Egusi Stew
- Level: Intermediate
- Yield: 5 servings
-
- Nutritional Analysis
- Per Serving
- Serving Size
- 1 of 5 servings
- Calories
- 508
- Total Fat
- 43
- Saturated Fat
- 16
- Carbohydrates
- 9
- Dietary Fiber
- 2
- Sugar
- 4
- Protein
- 23
- Cholesterol
- 85
- Sodium
- 661
- Total: 1 hr
- Active: 25 min
Ingredients
4 cloves garlic
2 small red bell peppers, chopped
2 plum tomatoes, chopped
1 small onion, chopped
1 habanero pepper, optional
1/2 cup dried herring (also called bonga fish or bony fish)
1/2 cup red palm oil (see Cook's Note)
2 tablespoons ground dried crayfish or ground dried shrimp
1 teaspoon iru (locust beans), rinsed
1 teaspoon chicken bouillon powder, such as Knorr’s
Kosher salt
1 cup ground egusi
1 cup chicken broth or water
1 pound cooked meat or fish, such as stewing hen, cut into pieces (see Cook's Note)

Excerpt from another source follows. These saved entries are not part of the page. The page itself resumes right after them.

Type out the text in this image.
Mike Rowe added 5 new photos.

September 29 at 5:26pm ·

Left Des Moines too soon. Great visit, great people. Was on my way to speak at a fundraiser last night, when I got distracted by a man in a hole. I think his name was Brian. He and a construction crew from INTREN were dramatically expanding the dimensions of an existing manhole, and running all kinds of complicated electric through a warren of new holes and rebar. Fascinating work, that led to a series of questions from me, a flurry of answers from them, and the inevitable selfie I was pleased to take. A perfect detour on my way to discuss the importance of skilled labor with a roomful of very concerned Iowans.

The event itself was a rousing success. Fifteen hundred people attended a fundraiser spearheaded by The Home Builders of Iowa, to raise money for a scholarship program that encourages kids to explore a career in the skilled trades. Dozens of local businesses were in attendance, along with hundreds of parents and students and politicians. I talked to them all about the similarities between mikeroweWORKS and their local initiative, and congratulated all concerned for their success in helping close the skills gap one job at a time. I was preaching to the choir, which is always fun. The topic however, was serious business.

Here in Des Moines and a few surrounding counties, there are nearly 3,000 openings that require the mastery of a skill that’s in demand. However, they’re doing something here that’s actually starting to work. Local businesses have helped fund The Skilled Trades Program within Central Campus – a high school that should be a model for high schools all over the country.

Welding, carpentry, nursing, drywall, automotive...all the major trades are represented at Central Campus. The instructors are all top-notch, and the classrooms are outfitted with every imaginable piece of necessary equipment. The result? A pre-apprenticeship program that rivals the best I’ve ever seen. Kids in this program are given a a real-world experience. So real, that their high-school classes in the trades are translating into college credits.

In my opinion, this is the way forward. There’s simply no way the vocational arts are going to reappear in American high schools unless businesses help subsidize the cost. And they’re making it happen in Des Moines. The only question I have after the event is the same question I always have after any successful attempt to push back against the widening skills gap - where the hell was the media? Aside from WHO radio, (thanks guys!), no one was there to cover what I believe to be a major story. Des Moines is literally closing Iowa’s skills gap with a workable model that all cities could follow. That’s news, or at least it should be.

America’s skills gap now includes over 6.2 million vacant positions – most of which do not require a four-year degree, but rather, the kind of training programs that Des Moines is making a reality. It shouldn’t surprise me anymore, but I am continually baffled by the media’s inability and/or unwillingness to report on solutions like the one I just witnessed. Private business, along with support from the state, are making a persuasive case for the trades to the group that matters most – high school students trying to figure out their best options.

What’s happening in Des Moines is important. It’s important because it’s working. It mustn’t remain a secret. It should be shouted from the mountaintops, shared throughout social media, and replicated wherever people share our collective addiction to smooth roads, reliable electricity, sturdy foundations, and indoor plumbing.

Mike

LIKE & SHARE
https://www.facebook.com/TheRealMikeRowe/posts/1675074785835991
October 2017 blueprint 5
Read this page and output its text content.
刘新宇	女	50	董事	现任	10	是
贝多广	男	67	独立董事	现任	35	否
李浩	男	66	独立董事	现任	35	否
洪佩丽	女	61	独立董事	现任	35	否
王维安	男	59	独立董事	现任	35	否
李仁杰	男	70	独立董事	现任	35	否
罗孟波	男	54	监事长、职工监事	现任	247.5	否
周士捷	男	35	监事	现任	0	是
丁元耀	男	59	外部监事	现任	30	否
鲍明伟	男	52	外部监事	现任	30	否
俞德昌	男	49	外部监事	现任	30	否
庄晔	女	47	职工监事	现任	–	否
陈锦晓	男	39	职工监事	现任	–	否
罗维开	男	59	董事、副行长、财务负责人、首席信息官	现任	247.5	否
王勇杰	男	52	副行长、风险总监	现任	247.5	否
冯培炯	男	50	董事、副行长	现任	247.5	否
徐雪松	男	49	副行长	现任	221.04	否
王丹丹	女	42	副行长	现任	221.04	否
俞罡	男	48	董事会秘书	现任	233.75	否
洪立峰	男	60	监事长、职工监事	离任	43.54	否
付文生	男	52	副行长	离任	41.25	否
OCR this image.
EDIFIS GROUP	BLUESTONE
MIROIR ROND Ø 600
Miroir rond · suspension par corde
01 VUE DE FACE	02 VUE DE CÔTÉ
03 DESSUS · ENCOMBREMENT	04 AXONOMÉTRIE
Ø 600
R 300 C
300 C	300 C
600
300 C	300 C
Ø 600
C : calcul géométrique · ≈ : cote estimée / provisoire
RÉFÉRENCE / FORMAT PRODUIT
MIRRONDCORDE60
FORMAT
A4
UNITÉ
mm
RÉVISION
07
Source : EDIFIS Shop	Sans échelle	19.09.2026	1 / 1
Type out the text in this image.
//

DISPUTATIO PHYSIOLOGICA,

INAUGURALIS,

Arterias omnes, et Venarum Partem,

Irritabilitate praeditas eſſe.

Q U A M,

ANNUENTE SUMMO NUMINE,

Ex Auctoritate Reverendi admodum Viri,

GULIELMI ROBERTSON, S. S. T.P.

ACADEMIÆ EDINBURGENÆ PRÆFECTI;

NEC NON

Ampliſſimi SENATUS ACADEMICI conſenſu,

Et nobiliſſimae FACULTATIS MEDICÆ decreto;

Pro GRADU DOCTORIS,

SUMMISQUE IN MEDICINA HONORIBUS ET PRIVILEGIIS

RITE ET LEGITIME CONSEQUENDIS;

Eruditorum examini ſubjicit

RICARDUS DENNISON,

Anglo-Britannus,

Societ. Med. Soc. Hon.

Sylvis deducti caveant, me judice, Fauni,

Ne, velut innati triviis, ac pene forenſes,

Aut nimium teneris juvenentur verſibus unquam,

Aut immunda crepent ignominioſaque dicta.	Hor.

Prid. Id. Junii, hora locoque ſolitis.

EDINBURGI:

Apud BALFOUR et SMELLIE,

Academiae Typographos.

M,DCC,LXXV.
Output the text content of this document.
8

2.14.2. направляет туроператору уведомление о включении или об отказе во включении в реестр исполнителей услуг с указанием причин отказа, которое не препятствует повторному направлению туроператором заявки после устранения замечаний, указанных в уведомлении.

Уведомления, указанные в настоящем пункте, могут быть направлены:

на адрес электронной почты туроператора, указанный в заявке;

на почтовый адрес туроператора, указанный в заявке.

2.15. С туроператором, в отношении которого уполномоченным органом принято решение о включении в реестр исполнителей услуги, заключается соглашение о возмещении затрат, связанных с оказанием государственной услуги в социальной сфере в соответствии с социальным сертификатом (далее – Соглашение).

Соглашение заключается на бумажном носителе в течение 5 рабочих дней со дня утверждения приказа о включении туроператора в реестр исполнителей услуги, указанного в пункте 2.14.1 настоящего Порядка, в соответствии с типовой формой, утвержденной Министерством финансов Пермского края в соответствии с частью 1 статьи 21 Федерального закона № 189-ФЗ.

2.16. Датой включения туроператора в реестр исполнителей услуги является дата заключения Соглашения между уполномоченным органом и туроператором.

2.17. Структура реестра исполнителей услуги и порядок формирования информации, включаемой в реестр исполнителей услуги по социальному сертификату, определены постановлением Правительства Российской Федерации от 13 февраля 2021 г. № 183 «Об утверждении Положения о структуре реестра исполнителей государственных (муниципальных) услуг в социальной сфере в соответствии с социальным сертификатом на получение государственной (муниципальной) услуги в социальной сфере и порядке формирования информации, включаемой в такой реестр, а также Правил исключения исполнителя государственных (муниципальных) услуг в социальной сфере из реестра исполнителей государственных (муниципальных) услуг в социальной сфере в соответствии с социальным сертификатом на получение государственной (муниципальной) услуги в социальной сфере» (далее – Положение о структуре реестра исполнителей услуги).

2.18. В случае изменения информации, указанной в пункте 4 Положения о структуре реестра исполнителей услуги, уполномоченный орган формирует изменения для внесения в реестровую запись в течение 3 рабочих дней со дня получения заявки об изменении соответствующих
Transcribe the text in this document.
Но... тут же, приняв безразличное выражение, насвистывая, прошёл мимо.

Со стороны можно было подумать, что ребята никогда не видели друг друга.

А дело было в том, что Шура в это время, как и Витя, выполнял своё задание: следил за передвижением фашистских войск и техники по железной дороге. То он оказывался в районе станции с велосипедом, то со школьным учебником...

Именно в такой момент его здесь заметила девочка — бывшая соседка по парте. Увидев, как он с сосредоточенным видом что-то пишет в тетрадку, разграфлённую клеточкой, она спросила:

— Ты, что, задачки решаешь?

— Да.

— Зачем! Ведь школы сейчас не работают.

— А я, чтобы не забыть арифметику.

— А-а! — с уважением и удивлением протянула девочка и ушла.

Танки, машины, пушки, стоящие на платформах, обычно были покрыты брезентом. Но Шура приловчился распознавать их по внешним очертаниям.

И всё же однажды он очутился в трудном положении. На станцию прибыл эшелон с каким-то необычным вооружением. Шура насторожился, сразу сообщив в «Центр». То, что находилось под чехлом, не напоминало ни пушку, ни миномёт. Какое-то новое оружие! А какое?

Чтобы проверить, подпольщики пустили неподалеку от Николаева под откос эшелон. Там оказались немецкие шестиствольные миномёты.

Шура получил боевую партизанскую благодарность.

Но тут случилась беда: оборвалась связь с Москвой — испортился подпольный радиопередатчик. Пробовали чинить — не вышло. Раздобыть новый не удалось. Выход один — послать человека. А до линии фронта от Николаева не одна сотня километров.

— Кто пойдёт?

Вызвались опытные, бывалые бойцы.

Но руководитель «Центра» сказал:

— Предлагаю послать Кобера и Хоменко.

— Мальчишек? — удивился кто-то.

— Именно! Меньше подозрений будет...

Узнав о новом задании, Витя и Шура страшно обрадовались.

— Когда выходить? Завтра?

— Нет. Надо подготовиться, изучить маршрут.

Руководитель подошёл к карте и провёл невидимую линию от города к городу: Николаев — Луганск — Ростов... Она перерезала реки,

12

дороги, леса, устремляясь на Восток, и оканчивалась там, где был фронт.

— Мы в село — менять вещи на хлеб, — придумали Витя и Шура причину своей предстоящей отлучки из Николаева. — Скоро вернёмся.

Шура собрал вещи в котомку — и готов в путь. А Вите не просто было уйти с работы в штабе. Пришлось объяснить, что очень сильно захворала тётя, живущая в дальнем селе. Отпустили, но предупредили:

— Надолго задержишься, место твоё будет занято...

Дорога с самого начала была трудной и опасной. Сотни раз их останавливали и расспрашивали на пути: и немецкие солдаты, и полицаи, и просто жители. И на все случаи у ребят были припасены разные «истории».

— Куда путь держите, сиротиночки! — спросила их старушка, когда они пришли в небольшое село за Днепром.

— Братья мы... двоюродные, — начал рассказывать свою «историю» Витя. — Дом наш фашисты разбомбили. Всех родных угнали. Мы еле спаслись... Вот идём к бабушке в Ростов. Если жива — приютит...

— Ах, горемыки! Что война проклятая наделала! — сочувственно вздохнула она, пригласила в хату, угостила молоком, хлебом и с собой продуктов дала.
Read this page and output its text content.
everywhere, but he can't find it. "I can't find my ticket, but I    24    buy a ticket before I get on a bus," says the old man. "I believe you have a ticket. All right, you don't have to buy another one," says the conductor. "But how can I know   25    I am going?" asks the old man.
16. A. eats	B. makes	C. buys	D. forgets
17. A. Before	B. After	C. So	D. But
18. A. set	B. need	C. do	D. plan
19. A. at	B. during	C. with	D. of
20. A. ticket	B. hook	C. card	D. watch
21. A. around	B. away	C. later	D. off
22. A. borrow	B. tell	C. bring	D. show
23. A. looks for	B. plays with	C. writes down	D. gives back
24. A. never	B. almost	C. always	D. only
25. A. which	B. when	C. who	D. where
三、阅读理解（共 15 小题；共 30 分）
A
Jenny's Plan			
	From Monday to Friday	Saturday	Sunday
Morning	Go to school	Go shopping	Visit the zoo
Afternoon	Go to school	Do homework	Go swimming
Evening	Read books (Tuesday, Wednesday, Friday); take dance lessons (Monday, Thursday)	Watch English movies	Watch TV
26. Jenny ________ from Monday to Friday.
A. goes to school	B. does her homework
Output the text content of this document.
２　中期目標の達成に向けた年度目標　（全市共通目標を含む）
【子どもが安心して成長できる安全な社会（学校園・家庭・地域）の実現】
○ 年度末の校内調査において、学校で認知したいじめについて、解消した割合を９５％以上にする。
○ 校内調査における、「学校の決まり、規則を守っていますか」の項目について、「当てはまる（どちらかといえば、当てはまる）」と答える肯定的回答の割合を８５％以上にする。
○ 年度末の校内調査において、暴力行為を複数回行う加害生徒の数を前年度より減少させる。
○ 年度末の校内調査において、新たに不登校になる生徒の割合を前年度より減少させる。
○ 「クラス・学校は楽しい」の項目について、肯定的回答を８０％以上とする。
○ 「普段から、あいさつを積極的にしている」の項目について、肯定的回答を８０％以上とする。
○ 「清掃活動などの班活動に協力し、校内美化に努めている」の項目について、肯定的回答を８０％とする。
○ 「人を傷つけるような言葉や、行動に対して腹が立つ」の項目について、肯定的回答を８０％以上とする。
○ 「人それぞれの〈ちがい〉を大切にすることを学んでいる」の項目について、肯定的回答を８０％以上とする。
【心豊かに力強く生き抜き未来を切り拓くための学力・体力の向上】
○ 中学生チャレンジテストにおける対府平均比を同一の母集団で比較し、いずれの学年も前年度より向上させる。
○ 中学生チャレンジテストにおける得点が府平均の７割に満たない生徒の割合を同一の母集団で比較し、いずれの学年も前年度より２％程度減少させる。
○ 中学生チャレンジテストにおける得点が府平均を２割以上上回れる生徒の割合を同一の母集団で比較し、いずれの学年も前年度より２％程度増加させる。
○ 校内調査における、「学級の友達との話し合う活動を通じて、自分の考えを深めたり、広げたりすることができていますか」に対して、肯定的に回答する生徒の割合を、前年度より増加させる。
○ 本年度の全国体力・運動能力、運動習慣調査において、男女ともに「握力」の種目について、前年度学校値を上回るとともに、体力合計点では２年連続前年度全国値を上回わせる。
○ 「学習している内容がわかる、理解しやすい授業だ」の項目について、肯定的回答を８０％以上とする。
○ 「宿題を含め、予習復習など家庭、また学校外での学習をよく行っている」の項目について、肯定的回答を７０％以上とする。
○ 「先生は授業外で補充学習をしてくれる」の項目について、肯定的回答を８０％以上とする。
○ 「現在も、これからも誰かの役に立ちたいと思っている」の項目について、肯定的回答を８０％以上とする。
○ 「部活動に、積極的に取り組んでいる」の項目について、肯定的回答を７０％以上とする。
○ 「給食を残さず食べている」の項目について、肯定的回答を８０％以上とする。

1 cup finely chopped collard greens
1/2 cup dried uziza leaves, rinsed (see Cook's Note)
Pounded yam, fufu or steamed white rice and sweet plantains, for serving
Directions
- Process the garlic, bell peppers, tomatoes, onion and habanero, if using, in a blender or food processor for 30 seconds.
- Split the dried fish into quarters, remove or peel out the bones (using tweezers if necessary) and discard. Break into bite-size pieces. Set aside.
- Heat the palm oil in a large pot over medium heat. Add the bell pepper mixture and stir to combine. Cover and let simmer until fragrant, about 3 minutes. Add the reserved dried fish, ground crayfish, iru, bouillon powder and 1/2 teaspoon salt. Stir to combine. Cover and let simmer, stirring occasionally, until reduced slightly, about 10 minutes.
- Mix the egusi with 1/3 cup water in a small bowl. Stir to combine until a thick white paste forms.
- Add the chicken broth to the stew and stir. Use a tablespoon to scoop the egusi paste and place dollops of it over the stew. Do not stir. Cover and let the egusi cook until it forms clumps, about 10 minutes. Stir the clumps of egusi and mix them thoroughly into the stew; the stew will have a lumpy white appearance.
- Add the meat to the stew and stir to combine. Allow the stew to simmer until the liquid reduces slightly and the stew starts to thicken, about 5 minutes. Stir in the collard greens and uziza leaves; cover partially with the lid. Simmer over medium-low heat until the collard greens and uziza leaves are tender, about 15 minutes. Serve with pounded yam, fufu or steamed white rice and sweet plantains.
Cook’s Note
This stew can be made with your choice of meat. I prefer what my community and I call African chicken or hard chicken, also known as stewing hen (a retired egg layer). The chicken or any other meat must be cooked before adding to the stew. On a stovetop, stewing hen cooks longer (1 1/2 hours) than regular chicken because of its toughness. I save time by cooking this type of hen in my Instant Pot® with 2 cups water and a good pinch of salt for about 25 minutes under high pressure. Natural release. Many of the ingredients can be found at international or African grocery stores and online. Red palm oil is made from the fruit of the African oil palm (both the seeds and the flesh). It is less refined than bleached palm oil. If you cannot find red palm oil, you can use vegetable oil or canola oil.